Abraham Lincoln (1842 -1864 )  identified rightly that religion could be a good instrument for good governance, not to foment trouble on ethnic and religious fanatical lines.  According to him,

  • “Sir, my concern is not whether God is on our side; my greatest concern is to be on God’s side, for God is always right.
  • And whereas it is the duty of nations as well as of men, to own their dependence upon the overruling power of God … and to recognize the sublime truth, announced in the Holy Scriptures and proven by all history, that those nations only are blessed whose God is the Lord.
  • Intelligence, patriotism, Christianity, and a firm reliance on Him, who has never yet forsaken this favored land, are still competent to adjust, in the best way, all our present difficulty.
  • With Malice toward none, with charity for all, with firmness in the right, as God gives us to see the right, let us strive on to finish the work we are in, to bind up the nation’s wounds.
  • Nevertheless, amid the greatest difficulties of my Administration, when I could not see any other resort, I would place my whole reliance on God, knowing that all would go well, and that He would decide for the right.

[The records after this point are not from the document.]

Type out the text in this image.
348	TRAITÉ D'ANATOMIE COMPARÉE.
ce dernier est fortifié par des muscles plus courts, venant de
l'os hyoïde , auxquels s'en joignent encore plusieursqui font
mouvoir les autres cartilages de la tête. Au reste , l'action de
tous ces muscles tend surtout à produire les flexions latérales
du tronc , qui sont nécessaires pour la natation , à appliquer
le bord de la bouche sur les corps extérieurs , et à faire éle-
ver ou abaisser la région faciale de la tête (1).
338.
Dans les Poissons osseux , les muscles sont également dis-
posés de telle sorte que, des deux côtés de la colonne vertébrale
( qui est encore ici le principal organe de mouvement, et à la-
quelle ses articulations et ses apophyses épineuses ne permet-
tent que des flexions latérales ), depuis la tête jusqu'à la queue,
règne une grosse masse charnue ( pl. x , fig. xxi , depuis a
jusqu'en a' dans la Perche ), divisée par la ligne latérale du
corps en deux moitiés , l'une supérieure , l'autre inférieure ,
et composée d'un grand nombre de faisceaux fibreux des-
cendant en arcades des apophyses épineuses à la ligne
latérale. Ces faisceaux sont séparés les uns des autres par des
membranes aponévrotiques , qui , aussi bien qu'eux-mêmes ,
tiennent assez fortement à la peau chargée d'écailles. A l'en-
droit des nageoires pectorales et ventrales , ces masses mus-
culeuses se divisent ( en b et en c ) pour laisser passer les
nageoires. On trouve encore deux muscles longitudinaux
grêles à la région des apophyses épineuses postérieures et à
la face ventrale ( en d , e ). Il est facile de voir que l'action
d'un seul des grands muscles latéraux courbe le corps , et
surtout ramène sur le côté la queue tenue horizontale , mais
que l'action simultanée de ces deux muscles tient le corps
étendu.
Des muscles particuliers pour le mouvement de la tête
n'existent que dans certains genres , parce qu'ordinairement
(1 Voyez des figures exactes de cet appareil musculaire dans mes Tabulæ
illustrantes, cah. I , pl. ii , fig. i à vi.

And having thus chosen our course, without guile, and with pure purpose, let us renew our trust in God, and go forward without fear, and with manly hearts.

Obafemi Awolowo was a committed Christian. He was a member and  Communicant of the Anglican Church, but with close active relationship also,  of the Methodist church and Apostolic Church. His writings reflect his faith in God and the influence of Biblical precepts on his personal life and politics. He was a man of prayer and spiritual contemplation. His personal morality is traceable to his Christian convictions and faith in God.

  1. Integrity, Truth and Honesty

Desmond Tutu, the South African iconic archbishop and theologian said:

There comes a point where we need to stop just pulling people out of water. We need to go upstream and find out why they are falling in.” Why is northern Nigeria forever in the news for things ghastly? And why are the victims there hooked till eternity on sleeping pills? Political and religious bandits and other common criminals raid them daily from farm to home; they groan and moan and blame their stars. …“There is nothing more difficult than waking someone who is only pretending to be asleep.

Awolowo was a man of string moral principles. After he was sent to jail, efforts were made to propose compromises which could have made him become free, but he turned them down for reasons of his integrity. When Sir Mobolaji Anthony proposed that he quits politics and go on self exile from Nigeria, Awolowo responded as follows:

My reaction was swift and firm. I told ‘M de Bank’ (as his contemporary friends called him), that the two conditions were totally unacceptable. What will I do if I withdraw from politics? Politics was my chosen career, Law was my profession; I acquired the legal profession in order that I might pursue my chosen career as an independent person.  I would suffer from psychological Anaemia and eventual death, if I withdraw from politics. As to the second condition, why should I send myself into exile  in order to be free from incarceration? It would be cowardly to do so. Besides, it would be an act of betrayal  of the masses of the people of Nigeria to accept either of the two conditions… I emphasized that if I were released on either of the two terms, I would be totally discredited forever in the eyes of the masses and once so discredited, it would be well-nigh impossible to stage a comeback.